Exploring Conditions at the Photosphere

import numpy as np
import matplotlib.pyplot as plt
import pandas as pd

We saw in HKT 4.3 that we can use the equation of HSE to calculate photospheric pressure as a function of \(g\) and \(\tau\).

Eq. 4.48

\[ P(\tau_{\rm{P}}) = \frac{2}{3}\frac{g_{\rm{S}}}{\kappa_{\rm{P}}} \left ( 1 + \frac{\kappa_{\rm{P}}\mathcal{L}}{4 \pi c G \mathcal{M}} \right ) \]

where \(g_{\rm{s}}=G \mathcal{M}/\mathcal{R^2}\)

and Eq. 4.54

\[ P(\tau_{\rm{P}}) \approx \frac{2}{3}\frac{g_{\rm{S}}}{\kappa_{\rm{P}}} \]

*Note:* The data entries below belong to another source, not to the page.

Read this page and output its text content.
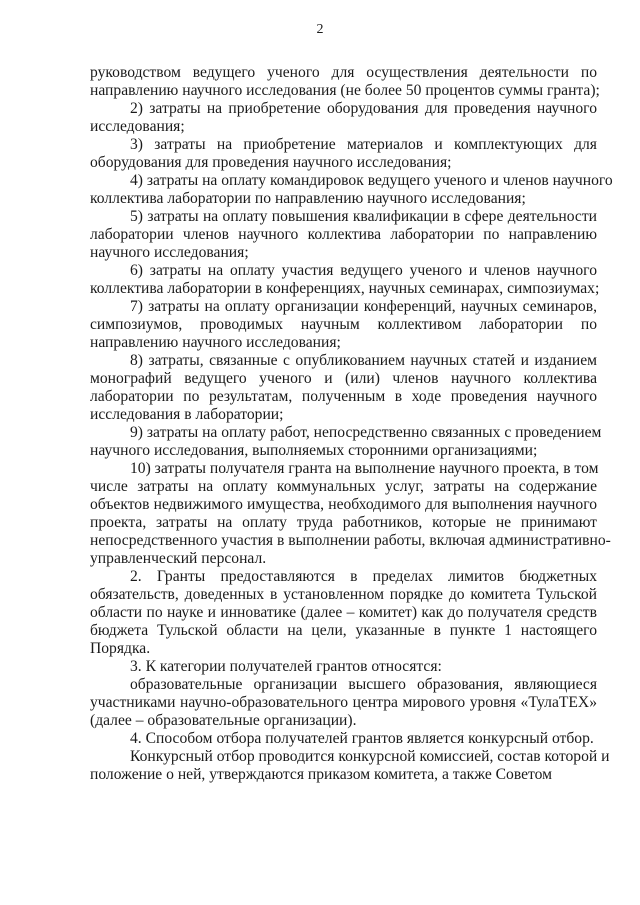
2
руководством ведущего ученого для осуществления деятельности по
направлению научного исследования (не более 50 процентов суммы гранта);
2) затраты на приобретение оборудования для проведения научного
исследования;
3) затраты на приобретение материалов и комплектующих для
оборудования для проведения научного исследования;
4) затраты на оплату командировок ведущего ученого и членов научного
коллектива лаборатории по направлению научного исследования;
5) затраты на оплату повышения квалификации в сфере деятельности
лаборатории членов научного коллектива лаборатории по направлению
научного исследования;
6) затраты на оплату участия ведущего ученого и членов научного
коллектива лаборатории в конференциях, научных семинарах, симпозиумах;
7) затраты на оплату организации конференций, научных семинаров,
симпозиумов, проводимых научным коллективом лаборатории по
направлению научного исследования;
8) затраты, связанные с опубликованием научных статей и изданием
монографий ведущего ученого и (или) членов научного коллектива
лаборатории по результатам, полученным в ходе проведения научного
исследования в лаборатории;
9) затраты на оплату работ, непосредственно связанных с проведением
научного исследования, выполняемых сторонними организациями;
10) затраты получателя гранта на выполнение научного проекта, в том
числе затраты на оплату коммунальных услуг, затраты на содержание
объектов недвижимого имущества, необходимого для выполнения научного
проекта, затраты на оплату труда работников, которые не принимают
непосредственного участия в выполнении работы, включая административно-
управленческий персонал.
2. Гранты предоставляются в пределах лимитов бюджетных
обязательств, доведенных в установленном порядке до комитета Тульской
области по науке и инноватике (далее – комитет) как до получателя средств
бюджета Тульской области на цели, указанные в пункте 1 настоящего
Порядка.
3. К категории получателей грантов относятся:
образовательные организации высшего образования, являющиеся
участниками научно-образовательного центра мирового уровня «ТулаТЕХ»
(далее – образовательные организации).
4. Способом отбора получателей грантов является конкурсный отбор.
Конкурсный отбор проводится конкурсной комиссией, состав которой и
положение о ней, утверждаются приказом комитета, а также Советом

The model files are again:

• \(1 M_\odot\): M1_default_profile8.data; M1_default_profile218.data

• \(15 M_\odot\): M15_aprox21_profile8.data; M15_aprox21_profile19.data;

a

Using your 1\(M_{\odot}\) solar mass model, try to find an evolutionary phase where the radiation pressure term will be largest, though still small compared to the gas pressure. Justify why you’ve chosen the evolutionary phase that you did.

Plot both the gas pressure and radiation pressure term profiles at this epoch. How good of an approximation is Eq. 4.54?

## a results here

b

Now return to the 15\(M_{\odot}\) models. Find a profile where the radiation pressure term is significant. Plot both the gas pressure and radiation pressure term profiles at this epoch. How good of an approximation is Eq. 4.54? What about 4.48?

## b results here

c

Comment qualitatively on the impact of metallicity on the relative importance of the gas pressure vs radiation pressure terms.